Live poker is a social game. In contrast, online poker is a solitary endeavour. You sit alone in front of your computer, playing anonymous avatars over bits of information. It's faster than a live game, and you can play as many games as you can handle at once. A game is always running, and nobody at your table questions why you are there. Obviously, the blogger and other "home" games are an attempt to recreate a live experience online, but they make up a small fraction of the total activity on any given day. One can play, by oneself, without judgement or social interaction, whenever one wants. Plus, you can drop your cards, and if you trip on your way to get a drink, nobody knows.

In order to succeed in poker, one needs to focus. This is easier live than online because you are often in a poker room, facing poker players, with concrete materials, tactile sensations, and minimal distractions surrounding you. Many have lamented their inability to focus online. TVs get turned on, web pages browsed, blogs read, games played, music blaring, etc.. If you have the ability to focus solely on the game at hand, then your results will be greatly improved.

And there are instant rewards. The thrill of winning a big hand or knocking out an opponent. The joy that comes with executing a well-laid trap or bluff to perfection. Then there's the money. You win, and you get more ammunition to fire. You are constantly proving you're better than someone else.

Plus, it's online. Computers, networks, and algorithms are all you're dealing with. Everything is 1's and 0's - the cards, the money, the interface. None if it is "real". If you're a wizard with programs and hardware, then you are completely in your element. Let's not forget that poker is a game of odds. A fun and practical application of a variety of mathematics for a math whiz. Can you think of a more appealing game for a geek?

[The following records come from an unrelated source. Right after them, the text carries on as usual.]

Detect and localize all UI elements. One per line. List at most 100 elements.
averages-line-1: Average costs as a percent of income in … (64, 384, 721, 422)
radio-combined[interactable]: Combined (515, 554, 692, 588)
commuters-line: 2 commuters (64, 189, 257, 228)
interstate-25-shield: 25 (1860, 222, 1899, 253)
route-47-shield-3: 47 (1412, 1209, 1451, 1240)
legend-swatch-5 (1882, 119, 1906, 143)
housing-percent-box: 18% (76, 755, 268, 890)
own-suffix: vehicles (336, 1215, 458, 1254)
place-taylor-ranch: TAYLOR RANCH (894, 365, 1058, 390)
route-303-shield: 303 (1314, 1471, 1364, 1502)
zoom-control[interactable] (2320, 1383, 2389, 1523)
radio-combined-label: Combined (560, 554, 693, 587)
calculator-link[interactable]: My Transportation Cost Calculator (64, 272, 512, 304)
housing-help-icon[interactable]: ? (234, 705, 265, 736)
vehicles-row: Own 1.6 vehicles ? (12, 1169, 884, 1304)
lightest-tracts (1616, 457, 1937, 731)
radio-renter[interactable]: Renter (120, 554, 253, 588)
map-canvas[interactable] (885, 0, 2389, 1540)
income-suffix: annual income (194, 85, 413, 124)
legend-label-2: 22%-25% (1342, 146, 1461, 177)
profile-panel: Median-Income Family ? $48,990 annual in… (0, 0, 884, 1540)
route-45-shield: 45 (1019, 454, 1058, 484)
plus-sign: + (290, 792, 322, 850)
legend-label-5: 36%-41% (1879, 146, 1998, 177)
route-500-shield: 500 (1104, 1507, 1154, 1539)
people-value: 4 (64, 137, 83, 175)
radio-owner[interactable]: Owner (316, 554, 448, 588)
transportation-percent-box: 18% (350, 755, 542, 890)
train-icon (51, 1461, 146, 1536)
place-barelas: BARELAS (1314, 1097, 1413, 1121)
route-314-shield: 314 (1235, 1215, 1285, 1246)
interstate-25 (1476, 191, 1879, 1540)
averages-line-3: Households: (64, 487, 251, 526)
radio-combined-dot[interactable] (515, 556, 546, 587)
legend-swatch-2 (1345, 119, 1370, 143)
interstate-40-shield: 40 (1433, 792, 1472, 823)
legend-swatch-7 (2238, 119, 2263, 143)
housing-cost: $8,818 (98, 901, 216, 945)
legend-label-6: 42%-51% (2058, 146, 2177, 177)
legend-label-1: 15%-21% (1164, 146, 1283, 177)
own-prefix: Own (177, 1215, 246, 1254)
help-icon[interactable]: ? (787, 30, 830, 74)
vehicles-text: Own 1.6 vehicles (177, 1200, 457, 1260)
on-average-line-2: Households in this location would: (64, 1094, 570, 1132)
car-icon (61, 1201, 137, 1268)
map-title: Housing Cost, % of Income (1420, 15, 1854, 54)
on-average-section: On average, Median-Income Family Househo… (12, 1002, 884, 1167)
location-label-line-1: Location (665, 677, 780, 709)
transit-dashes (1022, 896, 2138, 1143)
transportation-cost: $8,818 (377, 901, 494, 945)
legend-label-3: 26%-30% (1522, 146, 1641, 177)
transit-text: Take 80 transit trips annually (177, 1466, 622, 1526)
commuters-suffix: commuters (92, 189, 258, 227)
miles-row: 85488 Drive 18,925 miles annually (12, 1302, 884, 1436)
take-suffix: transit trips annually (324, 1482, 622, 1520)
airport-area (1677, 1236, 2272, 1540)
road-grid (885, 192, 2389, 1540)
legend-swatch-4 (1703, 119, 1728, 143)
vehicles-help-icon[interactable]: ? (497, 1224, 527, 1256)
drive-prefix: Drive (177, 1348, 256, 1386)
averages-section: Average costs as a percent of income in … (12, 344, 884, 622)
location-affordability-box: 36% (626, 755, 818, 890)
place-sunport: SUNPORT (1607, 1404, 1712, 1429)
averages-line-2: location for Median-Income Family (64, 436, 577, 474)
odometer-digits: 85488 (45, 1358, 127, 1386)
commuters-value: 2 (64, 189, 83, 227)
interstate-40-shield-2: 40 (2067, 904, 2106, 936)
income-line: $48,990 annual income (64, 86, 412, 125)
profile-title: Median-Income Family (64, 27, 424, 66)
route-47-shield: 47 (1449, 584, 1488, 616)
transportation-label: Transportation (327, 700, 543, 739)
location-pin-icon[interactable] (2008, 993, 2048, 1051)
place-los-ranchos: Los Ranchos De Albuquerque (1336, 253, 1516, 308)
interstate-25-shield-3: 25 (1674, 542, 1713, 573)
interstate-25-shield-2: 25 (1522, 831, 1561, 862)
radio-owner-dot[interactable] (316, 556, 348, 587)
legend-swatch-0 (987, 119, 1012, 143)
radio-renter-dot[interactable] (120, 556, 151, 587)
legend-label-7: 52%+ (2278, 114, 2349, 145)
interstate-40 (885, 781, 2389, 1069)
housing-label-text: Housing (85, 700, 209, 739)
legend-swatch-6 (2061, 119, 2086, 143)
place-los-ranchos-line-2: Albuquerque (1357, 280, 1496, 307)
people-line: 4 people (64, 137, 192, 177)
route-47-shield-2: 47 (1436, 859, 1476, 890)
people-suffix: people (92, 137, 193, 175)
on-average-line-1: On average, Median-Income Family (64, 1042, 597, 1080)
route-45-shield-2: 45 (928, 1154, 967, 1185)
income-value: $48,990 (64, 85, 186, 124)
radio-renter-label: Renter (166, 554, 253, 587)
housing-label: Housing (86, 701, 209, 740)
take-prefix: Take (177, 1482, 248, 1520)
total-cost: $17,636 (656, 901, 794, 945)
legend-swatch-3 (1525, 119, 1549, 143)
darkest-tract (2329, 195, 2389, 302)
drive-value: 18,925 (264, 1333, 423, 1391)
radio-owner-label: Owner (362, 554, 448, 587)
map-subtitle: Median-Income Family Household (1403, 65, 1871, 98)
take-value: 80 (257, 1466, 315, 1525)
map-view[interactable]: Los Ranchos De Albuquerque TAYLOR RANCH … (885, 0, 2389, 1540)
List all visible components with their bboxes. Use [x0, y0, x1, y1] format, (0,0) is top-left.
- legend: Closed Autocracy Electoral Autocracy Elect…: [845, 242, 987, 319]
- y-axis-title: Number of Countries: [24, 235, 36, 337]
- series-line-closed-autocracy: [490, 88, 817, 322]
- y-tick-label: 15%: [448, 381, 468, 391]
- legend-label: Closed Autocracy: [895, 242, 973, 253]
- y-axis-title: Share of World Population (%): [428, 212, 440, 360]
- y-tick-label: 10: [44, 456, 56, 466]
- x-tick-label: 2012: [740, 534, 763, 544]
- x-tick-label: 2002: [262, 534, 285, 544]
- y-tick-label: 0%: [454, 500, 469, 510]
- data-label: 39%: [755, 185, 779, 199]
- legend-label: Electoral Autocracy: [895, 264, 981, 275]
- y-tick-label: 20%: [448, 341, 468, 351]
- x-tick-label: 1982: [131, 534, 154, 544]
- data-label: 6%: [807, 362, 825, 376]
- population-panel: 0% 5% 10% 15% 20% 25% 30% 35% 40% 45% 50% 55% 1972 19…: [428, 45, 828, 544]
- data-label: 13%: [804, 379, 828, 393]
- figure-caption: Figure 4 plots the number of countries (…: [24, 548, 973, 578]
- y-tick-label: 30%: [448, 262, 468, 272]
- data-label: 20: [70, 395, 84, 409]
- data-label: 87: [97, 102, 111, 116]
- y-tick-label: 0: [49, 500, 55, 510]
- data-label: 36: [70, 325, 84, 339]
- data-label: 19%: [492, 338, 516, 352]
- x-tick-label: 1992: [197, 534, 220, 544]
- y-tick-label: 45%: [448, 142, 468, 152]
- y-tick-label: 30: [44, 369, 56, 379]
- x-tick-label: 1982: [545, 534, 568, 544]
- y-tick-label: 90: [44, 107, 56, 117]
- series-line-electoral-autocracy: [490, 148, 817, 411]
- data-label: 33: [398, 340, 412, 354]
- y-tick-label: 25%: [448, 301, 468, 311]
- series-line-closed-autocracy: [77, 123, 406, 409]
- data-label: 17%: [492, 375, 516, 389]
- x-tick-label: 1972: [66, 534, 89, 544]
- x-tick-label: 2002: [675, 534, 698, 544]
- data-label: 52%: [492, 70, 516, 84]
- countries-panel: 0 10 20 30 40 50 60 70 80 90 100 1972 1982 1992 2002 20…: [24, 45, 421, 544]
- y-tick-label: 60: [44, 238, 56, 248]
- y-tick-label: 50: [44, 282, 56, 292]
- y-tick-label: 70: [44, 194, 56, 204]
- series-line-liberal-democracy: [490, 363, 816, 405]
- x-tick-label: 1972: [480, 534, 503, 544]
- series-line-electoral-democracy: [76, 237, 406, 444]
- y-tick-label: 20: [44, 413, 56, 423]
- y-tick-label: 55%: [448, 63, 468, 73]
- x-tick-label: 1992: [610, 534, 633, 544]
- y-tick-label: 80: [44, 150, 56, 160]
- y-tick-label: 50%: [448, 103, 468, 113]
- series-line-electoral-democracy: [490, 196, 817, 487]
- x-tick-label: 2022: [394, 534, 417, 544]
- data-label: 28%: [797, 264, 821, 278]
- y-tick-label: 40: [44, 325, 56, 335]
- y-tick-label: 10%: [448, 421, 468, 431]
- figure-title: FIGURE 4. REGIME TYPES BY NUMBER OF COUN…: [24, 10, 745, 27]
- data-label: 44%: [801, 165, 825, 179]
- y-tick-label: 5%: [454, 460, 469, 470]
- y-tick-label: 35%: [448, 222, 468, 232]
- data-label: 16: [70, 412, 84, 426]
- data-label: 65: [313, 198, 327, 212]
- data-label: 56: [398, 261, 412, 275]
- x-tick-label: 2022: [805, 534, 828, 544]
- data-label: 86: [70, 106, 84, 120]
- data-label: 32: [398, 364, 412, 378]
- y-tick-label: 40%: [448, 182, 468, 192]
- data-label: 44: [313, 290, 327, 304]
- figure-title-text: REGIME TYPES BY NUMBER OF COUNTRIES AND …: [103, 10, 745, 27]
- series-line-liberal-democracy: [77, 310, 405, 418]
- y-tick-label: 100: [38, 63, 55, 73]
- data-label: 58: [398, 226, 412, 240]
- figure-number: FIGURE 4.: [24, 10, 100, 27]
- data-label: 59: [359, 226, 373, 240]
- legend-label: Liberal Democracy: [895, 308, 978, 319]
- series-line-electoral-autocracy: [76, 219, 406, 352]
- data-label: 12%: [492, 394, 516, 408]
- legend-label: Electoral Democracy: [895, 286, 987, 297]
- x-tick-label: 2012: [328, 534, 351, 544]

This brings us back to the social aspect. How many times have you seen someone "yell" after a bad beat - "I hope your entire family dies a horrible death!" (I have seen this phrase more than once). Endless rants about how horrible a player someone is when they make a bad call on the flop that turns into a great hand on the flop. Baseless bombast and conceit are the norm. Those of us who have some sense of maturity sit there and wonder, "how the hell can anyone think this is acceptable?" Well, I've mentioned one possibility.

So... minimal social interaction, no physical skills required, anonymous opponents, statistical math, technological skills, instant positive reinforcement, and a situation where intense focus is rewarded. Sounds like an all-you-can-eat buffet for someone with Asperger's. Take a look at some of the "Internet Pros" who make it into the sun for the WSOP. Be amazed by the guy who can play 16 tables at once and NOT just be playing aces and kings. Revaluate that guy who's stalking you from table to table ranting about how you called his push when he had a set and you had 15 outs twice. Your perspective might shift just a little bit.


Alan aka RecessRampage said...

LOL - I found that post strangely amusing...

I will say though... I think a lot of the ranters aren't socially inept but just immature... tons of kids playing these days.

Astin said...

I agree to a point. I think most of the ranters are just immature donkeys with some severe self-esteem issues. I feel like asking if they're mom knows they talk like that.

But occasionally you get someone who blurts out something so unexepected or out there that I just have to wonder if they're a bit... off.

And I wouldn't be the least bit surprised to learn that there are a lot players with Asperger's out there, but they probably just make a ton of money and keep to themselves.